On this date in 1967, author and neuroscientist Samuel Benjamin Harris, a key figure in the 21st century freethought movement, was born in Los Angeles, the son of TV producer and writer Susan (Spivak) Harris and actor Berkeley Harris, who divorced when Sam was 2. He grew up in his mother’s secular household and enrolled at Stanford University to study philosophy but left during his sophomore year to study Eastern religions and meditation in India. He eventually returned to Stanford and graduated in 2000.
He started writing his first book, The End of Faith, after the Sept. 11 attacks in 2001. It received the PEN/Martha Albrand Award for First Nonfiction in 2005 and was followed by his Letter to a Christian Nation in 2006. Harris married in 2004 and has two daughters with his wife Annaka, an author and science editor. They co-founded the nonprofit Project Reason in 2007. He received a Ph.D. in cognitive neuroscience in 2009 from UCLA. Five of his books are New York Times bestsellers. His latest, as of this writing, are Waking Up: A Guide to Spirituality Without Religion (2014) and Islam and the Future of Tolerance (with British activist Maajid Nawaz, 2015).

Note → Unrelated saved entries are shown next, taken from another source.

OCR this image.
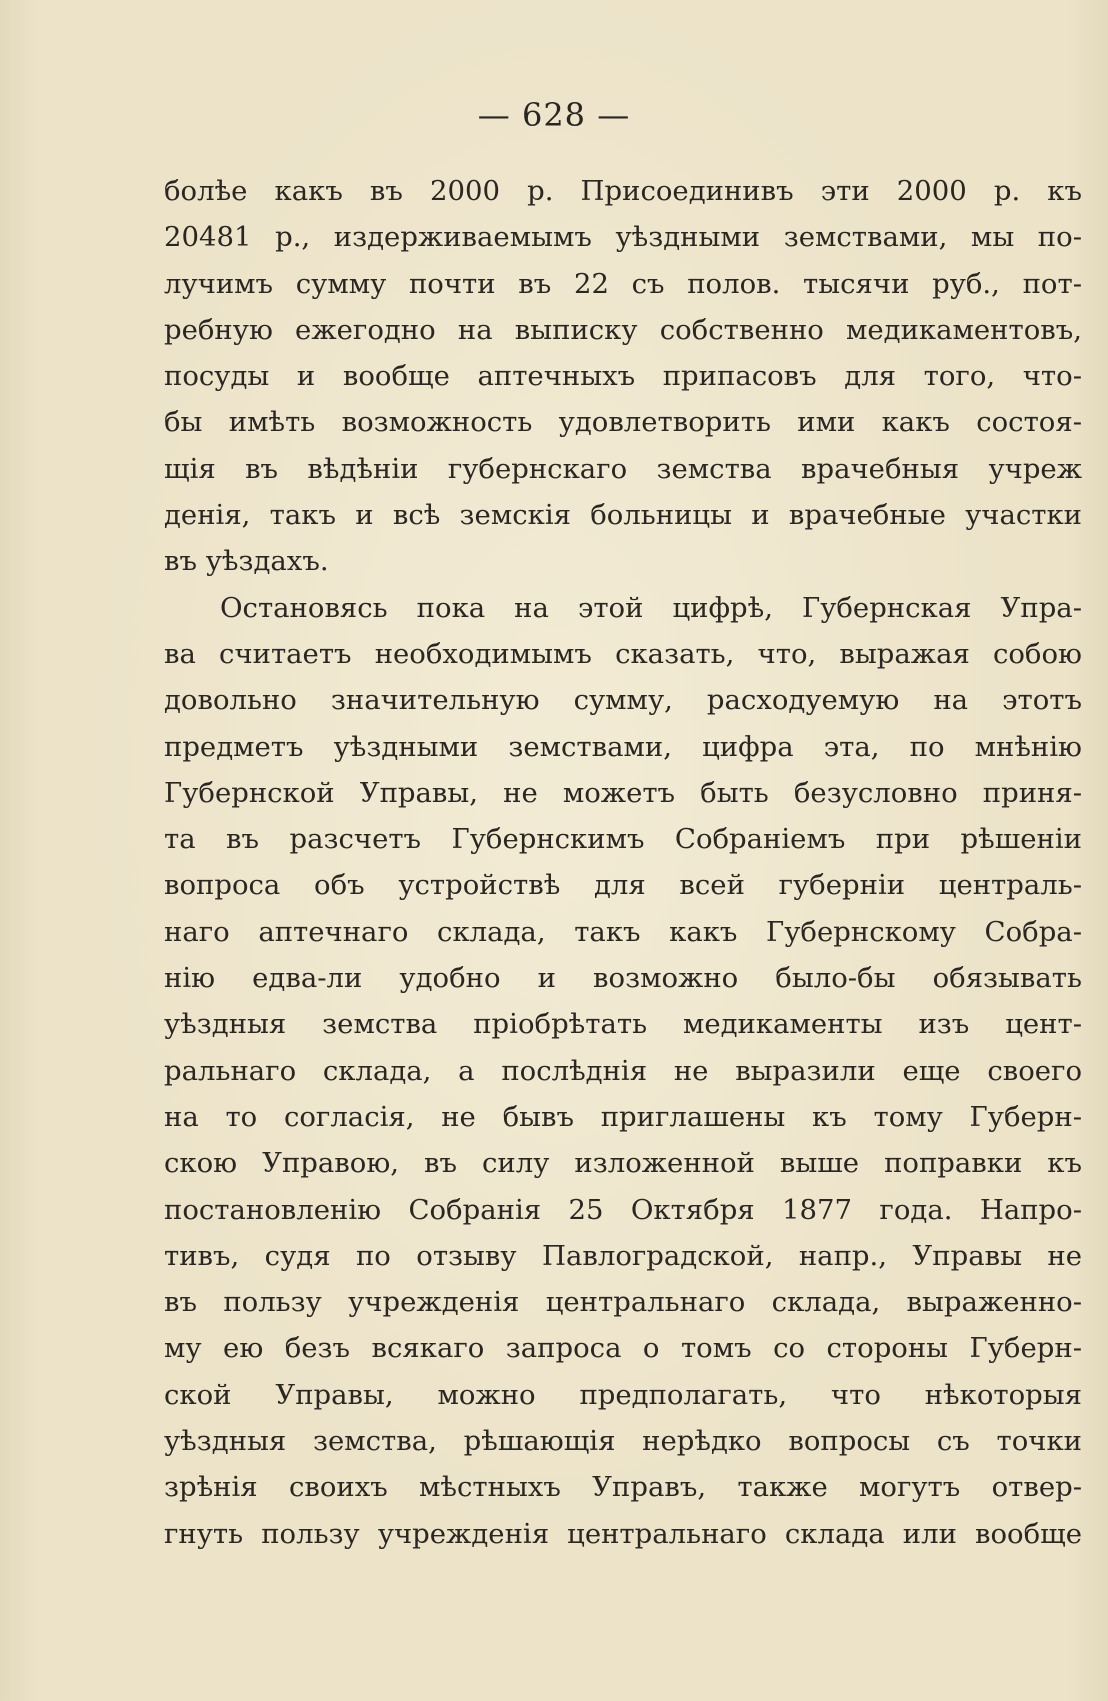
— 628 —
болѣе какъ въ 2000 р. Присоединивъ эти 2000 р. къ
20481 р., издерживаемымъ уѣздными земствами, мы по-
лучимъ сумму почти въ 22 съ полов. тысячи руб., пот-
ребную ежегодно на выписку собственно медикаментовъ,
посуды и вообще аптечныхъ припасовъ для того, что-
бы имѣть возможность удовлетворить ими какъ состоя-
щія въ вѣдѣніи губернскаго земства врачебныя учреж
денія, такъ и всѣ земскія больницы и врачебные участки
въ уѣздахъ.
Остановясь пока на этой цифрѣ, Губернская Упра-
ва считаетъ необходимымъ сказать, что, выражая собою
довольно значительную сумму, расходуемую на этотъ
предметъ уѣздными земствами, цифра эта, по мнѣнію
Губернской Управы, не можетъ быть безусловно приня-
та въ разсчетъ Губернскимъ Собраніемъ при рѣшеніи
вопроса объ устройствѣ для всей губерніи централь-
наго аптечнаго склада, такъ какъ Губернскому Собра-
нію едва-ли удобно и возможно было-бы обязывать
уѣздныя земства пріобрѣтать медикаменты изъ цент-
ральнаго склада, а послѣднія не выразили еще своего
на то согласія, не бывъ приглашены къ тому Губерн-
скою Управою, въ силу изложенной выше поправки къ
постановленію Собранія 25 Октября 1877 года. Напро-
тивъ, судя по отзыву Павлоградской, напр., Управы не
въ пользу учрежденія центральнаго склада, выраженно-
му ею безъ всякаго запроса о томъ со стороны Губерн-
ской Управы, можно предполагать, что нѣкоторыя
уѣздныя земства, рѣшающія нерѣдко вопросы съ точки
зрѣнія своихъ мѣстныхъ Управъ, также могутъ отвер-
гнуть пользу учрежденія центральнаго склада или вообще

Harris is generally considered a member of the “Four Horsemen of New Atheism” along with Richard Dawkins, Daniel Dennett and the late Christopher Hitchens. The name comes from the title of a video they made during a two-hour unmoderated discussion at Hitchens’ home on Sept. 30, 2007. Journalist Simon Hooper described New Atheism as “the view that superstition, religion and irrationalism should not simply be tolerated but should be countered, criticized and exposed by rational argument wherever its influence arises in government, education and politics.”

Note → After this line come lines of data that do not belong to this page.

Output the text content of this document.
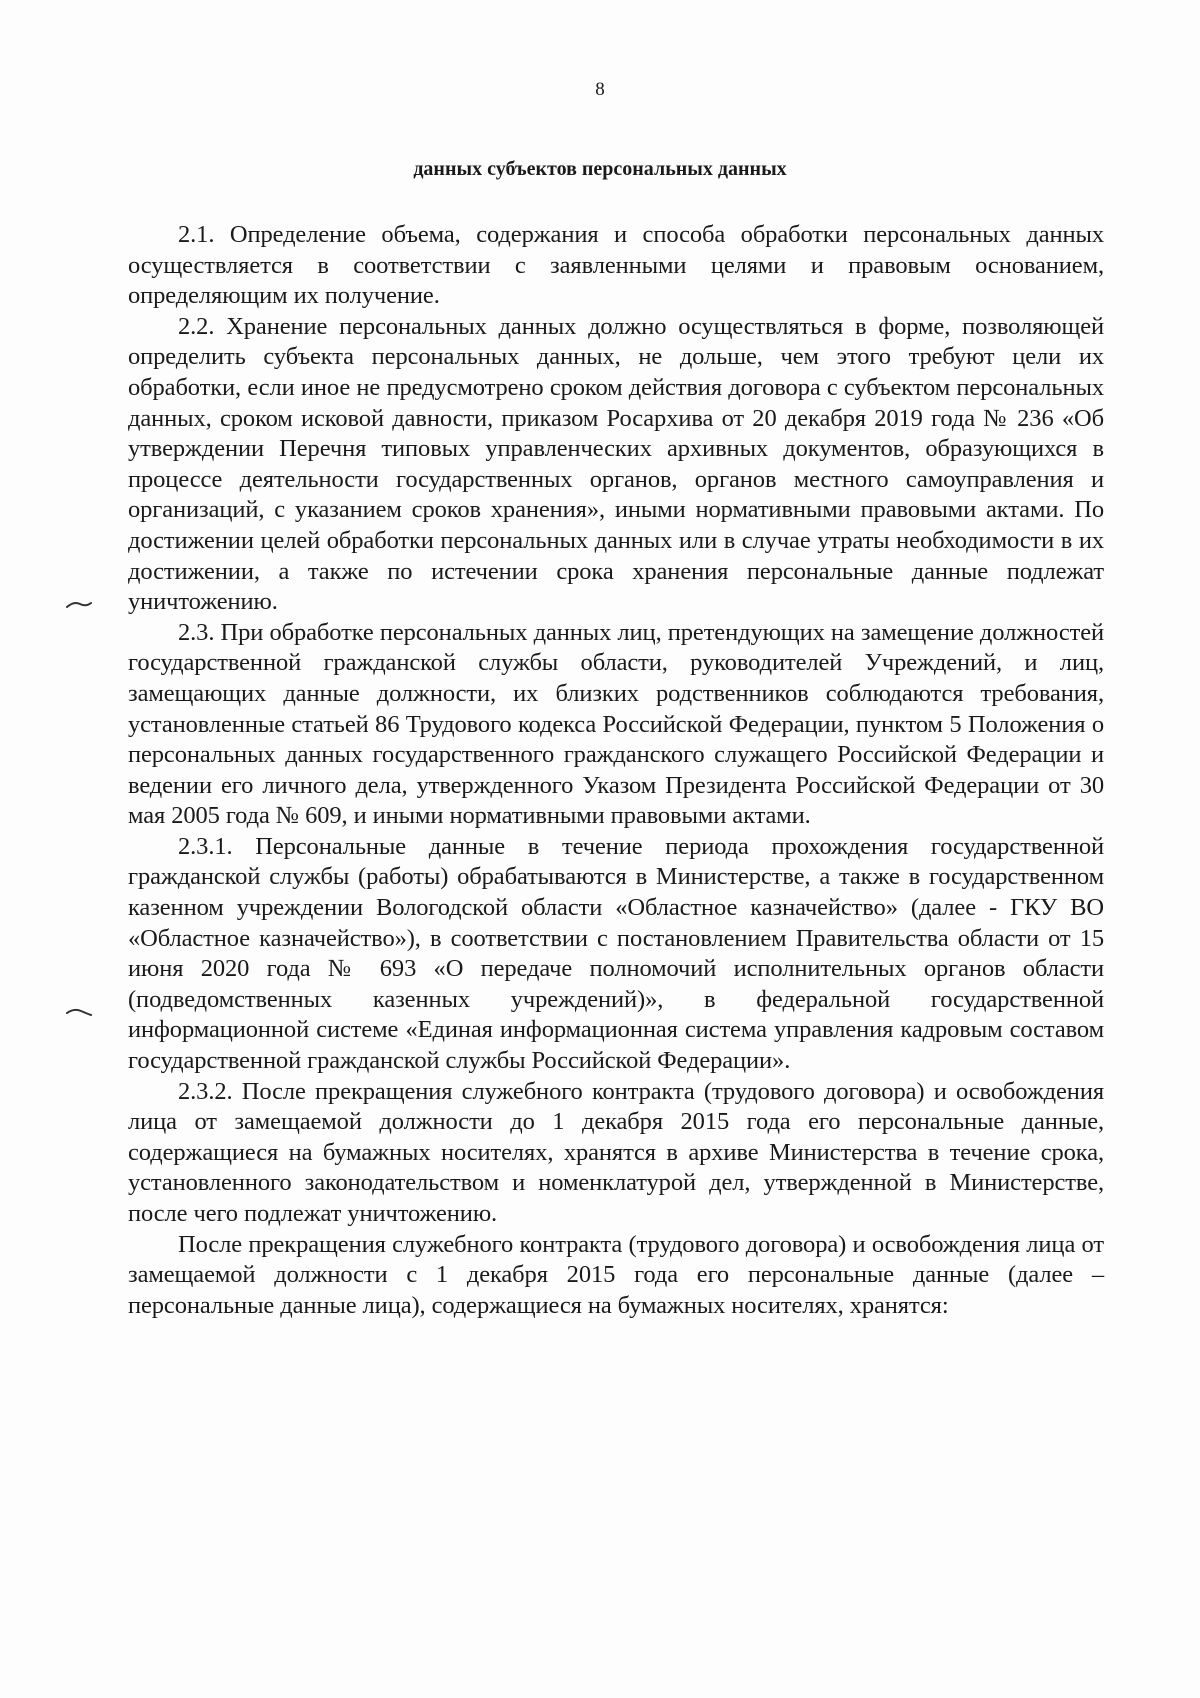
8
данных субъектов персональных данных

2.1. Определение объема, содержания и способа обработки персональных данных осуществляется в соответствии с заявленными целями и правовым основанием, определяющим их получение.

2.2. Хранение персональных данных должно осуществляться в форме, позволяющей определить субъекта персональных данных, не дольше, чем этого требуют цели их обработки, если иное не предусмотрено сроком действия договора с субъектом персональных данных, сроком исковой давности, приказом Росархива от 20 декабря 2019 года № 236 «Об утверждении Перечня типовых управленческих архивных документов, образующихся в процессе деятельности государственных органов, органов местного самоуправления и организаций, с указанием сроков хранения», иными нормативными правовыми актами. По достижении целей обработки персональных данных или в случае утраты необходимости в их достижении, а также по истечении срока хранения персональные данные подлежат уничтожению.

2.3. При обработке персональных данных лиц, претендующих на замещение должностей государственной гражданской службы области, руководителей Учреждений, и лиц, замещающих данные должности, их близких родственников соблюдаются требования, установленные статьей 86 Трудового кодекса Российской Федерации, пунктом 5 Положения о персональных данных государственного гражданского служащего Российской Федерации и ведении его личного дела, утвержденного Указом Президента Российской Федерации от 30 мая 2005 года № 609, и иными нормативными правовыми актами.

2.3.1. Персональные данные в течение периода прохождения государственной гражданской службы (работы) обрабатываются в Министерстве, а также в государственном казенном учреждении Вологодской области «Областное казначейство» (далее - ГКУ ВО «Областное казначейство»), в соответствии с постановлением Правительства области от 15 июня 2020 года № 693 «О передаче полномочий исполнительных органов области (подведомственных казенных учреждений)», в федеральной государственной информационной системе «Единая информационная система управления кадровым составом государственной гражданской службы Российской Федерации».

2.3.2. После прекращения служебного контракта (трудового договора) и освобождения лица от замещаемой должности до 1 декабря 2015 года его персональные данные, содержащиеся на бумажных носителях, хранятся в архиве Министерства в течение срока, установленного законодательством и номенклатурой дел, утвержденной в Министерстве, после чего подлежат уничтожению.

После прекращения служебного контракта (трудового договора) и освобождения лица от замещаемой должности с 1 декабря 2015 года его персональные данные (далее – персональные данные лица), содержащиеся на бумажных носителях, хранятся:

Harris has no use for the term New Atheism or for the atheist label. In a 2007 speech he said that while he had become “one of the public voices of atheism, I never thought of myself as an atheist before being inducted to speak as one. I didn’t even use the term in The End of Faith, which remains my most substantial criticism of religion. And, as I argued briefly in Letter to a Christian Nation, I think that ‘atheist’ is a term that we do not need, in the same way that we don’t need a word for someone who rejects astrology. We simply do not call people ‘non-astrologers.’ All we need are words like ‘reason’ and ‘evidence’ and ‘common sense’ and ‘bullshit’ to put astrologers in their place, and so it could be with religion.”